Three decades after Switzerland’s heroin debacle, a new generation of “woke” mayors, prosecutors and governors in the United States is hoping to create Americanised versions of Needle Park.
Advocates of “Safe Injection Facilities,” or “SIFs,” apparently believe that drug addicts are actually being helped if they are provided with needles and other necessary drug paraphernalia and offered a safe place to “shoot up.” In this Bizarro World, facilitating drug use will lessen drug use.
History is less kind and has shown us that encouraging public use of illicit and highly addictive controlled substances such as heroin and methamphetamine is not such a good idea, especially when, as now in many major American cities, violent crime rates are on the upswing, law enforcement presence is declining and the homeless population is increasing.
Undaunted by such reality, the soon-to-be-ex-Mayor of New York City, Bill de Blasio, is proposing to carve out at least two areas in the Big Apple, including one in Harlem on Manhattan’s upper west side, where drug users would be permitted to openly inject drugs of their choosing without fear of arrest or harassment by public officials. This move comes on the heels of legislation signed last month by Gov. Kathy Hochul decriminalising possession or sale of disposable hypodermic needles used by drug dealers and users.
Those who favor legalisation of controlled substances such as heroin and methamphetamine, and who also support government action facilitating the use of the substances, have urged actions such as that which New York is now attempting going back to the 1970s. It was this so-called “harm reduction” philosophy that led to Zurich’s notorious Needle Park (which actually increased drug overdoses and HIV cases).
Democrat-run cities in the United States, including San Francisco, Seattle, Portland, Philadelphia and, of course, New York, have toyed with the concept of SIFs for years, but at least to this point federal prosecutors and courts have been less than consistently sympathetic to such efforts.
For example, while a federal district court judge in Philadelphia issued an opinion in late 2019 that would have allowed a SIF known as “Safehouse” to operate in the City of Brotherly Love, early this year an appellate court panel reversed that opinion. In its ruling, the Third Circuit Court of Appeals held that the proposed SIF would violate the federal “crack house law,” a 1986 law making it illegal to operate a facility that engages in or facilitates the use or distribution of any controlled substance.
While that 1986 “crack house law” was passed with the strong support of then-Sen.
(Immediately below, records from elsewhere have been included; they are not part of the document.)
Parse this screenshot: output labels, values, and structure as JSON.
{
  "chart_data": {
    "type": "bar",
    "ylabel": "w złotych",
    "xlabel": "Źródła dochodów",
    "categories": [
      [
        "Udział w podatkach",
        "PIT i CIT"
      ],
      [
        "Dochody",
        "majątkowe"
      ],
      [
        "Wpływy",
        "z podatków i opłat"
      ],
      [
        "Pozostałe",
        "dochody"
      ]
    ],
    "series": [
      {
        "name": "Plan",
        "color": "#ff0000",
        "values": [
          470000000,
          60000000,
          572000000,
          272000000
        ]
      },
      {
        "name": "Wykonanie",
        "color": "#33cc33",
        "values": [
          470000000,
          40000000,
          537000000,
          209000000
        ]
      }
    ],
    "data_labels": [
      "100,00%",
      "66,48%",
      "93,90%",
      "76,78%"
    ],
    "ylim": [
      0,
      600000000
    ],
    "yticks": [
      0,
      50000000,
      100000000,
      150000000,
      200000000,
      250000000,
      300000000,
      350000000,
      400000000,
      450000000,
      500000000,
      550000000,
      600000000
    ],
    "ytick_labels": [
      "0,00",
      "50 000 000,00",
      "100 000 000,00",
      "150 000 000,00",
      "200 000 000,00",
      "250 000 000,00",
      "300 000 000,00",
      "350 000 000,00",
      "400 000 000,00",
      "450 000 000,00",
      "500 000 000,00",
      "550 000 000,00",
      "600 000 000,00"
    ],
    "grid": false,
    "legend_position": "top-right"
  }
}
Joe Biden, for those who now are advocating for a radical shift in public drug policy, President Biden’s Attorney General Merrick Garland is seen as a potential lifeline.
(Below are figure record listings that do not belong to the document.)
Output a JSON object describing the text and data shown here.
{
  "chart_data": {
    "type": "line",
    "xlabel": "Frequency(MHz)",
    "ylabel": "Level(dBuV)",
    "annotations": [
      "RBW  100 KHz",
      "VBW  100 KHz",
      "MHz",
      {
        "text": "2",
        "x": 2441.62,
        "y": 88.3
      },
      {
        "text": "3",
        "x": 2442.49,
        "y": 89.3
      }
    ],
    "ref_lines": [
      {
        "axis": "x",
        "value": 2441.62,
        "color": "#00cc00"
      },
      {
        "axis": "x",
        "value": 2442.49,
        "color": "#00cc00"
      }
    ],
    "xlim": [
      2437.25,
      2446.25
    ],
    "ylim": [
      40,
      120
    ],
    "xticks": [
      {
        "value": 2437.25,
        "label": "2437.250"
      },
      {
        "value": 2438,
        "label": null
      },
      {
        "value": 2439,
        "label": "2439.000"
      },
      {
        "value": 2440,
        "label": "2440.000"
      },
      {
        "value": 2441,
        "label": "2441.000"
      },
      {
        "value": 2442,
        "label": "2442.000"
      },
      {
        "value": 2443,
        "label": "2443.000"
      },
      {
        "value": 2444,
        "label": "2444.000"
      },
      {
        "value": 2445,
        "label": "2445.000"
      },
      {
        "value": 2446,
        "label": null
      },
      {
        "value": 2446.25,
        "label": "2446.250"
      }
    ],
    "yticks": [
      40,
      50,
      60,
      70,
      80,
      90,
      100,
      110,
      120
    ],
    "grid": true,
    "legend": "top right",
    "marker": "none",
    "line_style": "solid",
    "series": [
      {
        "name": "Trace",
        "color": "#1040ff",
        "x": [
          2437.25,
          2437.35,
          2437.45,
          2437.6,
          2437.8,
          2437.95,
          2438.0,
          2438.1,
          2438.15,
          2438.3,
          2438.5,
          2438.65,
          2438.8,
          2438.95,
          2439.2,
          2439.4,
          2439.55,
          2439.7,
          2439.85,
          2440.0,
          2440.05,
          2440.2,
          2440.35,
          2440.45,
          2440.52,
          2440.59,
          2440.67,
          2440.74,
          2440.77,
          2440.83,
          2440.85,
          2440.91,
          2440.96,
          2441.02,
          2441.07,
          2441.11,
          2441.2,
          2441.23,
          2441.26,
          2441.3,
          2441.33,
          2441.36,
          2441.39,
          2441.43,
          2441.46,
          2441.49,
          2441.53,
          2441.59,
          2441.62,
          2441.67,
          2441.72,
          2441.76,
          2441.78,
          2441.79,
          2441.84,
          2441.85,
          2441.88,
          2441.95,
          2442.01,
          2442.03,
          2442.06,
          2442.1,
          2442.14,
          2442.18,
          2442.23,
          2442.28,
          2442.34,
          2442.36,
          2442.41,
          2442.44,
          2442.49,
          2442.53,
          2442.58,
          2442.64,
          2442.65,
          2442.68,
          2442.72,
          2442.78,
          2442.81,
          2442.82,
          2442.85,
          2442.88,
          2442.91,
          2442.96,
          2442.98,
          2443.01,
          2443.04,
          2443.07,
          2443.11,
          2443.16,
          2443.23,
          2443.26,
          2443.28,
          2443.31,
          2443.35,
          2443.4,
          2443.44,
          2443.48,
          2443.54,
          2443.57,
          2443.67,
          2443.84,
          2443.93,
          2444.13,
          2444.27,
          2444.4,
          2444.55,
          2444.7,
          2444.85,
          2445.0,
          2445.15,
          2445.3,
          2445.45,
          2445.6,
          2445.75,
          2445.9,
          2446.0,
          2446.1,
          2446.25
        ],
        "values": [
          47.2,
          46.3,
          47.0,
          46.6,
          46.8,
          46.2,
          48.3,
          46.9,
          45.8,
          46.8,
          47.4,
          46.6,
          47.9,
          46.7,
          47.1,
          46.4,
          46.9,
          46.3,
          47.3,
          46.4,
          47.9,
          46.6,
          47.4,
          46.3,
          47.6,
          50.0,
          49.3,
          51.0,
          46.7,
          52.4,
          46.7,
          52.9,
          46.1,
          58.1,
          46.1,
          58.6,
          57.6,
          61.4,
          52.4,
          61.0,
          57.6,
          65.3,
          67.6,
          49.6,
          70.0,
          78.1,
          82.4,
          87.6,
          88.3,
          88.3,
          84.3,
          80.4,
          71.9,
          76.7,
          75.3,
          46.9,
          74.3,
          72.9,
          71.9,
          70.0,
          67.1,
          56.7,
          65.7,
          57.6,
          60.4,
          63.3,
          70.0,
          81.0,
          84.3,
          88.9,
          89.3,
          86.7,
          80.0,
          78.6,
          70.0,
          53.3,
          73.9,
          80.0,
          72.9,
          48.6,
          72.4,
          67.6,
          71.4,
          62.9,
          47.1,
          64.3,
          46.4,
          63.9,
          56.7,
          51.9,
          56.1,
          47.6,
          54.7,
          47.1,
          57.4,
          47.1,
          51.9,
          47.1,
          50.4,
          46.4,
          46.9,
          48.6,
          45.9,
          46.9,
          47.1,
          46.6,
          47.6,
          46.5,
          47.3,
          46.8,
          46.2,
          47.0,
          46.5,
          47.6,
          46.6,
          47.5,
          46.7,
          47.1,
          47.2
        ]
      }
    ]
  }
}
When de Blasio announced his latest free drug-use zone proposal last month, for example, he happily noted that “we have a new administration in Washington” with “the kind of potential cooperation we needed.”
Using public money to establish and maintain areas or facilities where drug users are provided a safe haven to inject themselves with substances such as heroin remains a dream actively pursued by de Blasio and his leftist colleagues in other “deep blue” cities.
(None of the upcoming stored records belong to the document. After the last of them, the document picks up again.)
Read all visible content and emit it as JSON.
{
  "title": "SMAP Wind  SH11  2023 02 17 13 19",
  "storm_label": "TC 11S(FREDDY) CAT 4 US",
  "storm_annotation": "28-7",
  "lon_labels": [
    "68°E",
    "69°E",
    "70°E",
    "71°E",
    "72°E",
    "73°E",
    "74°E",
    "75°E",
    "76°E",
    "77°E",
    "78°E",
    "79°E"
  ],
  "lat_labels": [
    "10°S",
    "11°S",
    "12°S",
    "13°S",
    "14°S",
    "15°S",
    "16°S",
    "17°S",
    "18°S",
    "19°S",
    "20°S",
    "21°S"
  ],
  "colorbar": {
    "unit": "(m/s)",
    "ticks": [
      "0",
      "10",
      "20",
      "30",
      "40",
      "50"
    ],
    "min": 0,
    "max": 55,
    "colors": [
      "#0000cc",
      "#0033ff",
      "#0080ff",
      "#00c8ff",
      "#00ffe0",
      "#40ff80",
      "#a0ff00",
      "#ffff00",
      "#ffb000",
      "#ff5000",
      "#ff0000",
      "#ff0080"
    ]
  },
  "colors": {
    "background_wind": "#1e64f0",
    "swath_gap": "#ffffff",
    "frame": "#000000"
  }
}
Many of these drug zone advocates view the establishment of such areas as the logical next step to the Obama administration’s policy of not prosecuting the vast majority marijuana-related offenses. This hardly is or should be the case. •
* Bob Barr represented Georgia’s Seventh District in the US House of Representatives from 1995 to 2003. He served as the United States Attorney in Atlanta from 1986 to 1990 and was an official with the CIA in the 1970s. He now practices law in Atlanta, Georgia and serves as head of Liberty Guard. 30 years ago, he had the opportunity to get an on-site impression of Zurich’s Needle Park “Platzspitz”.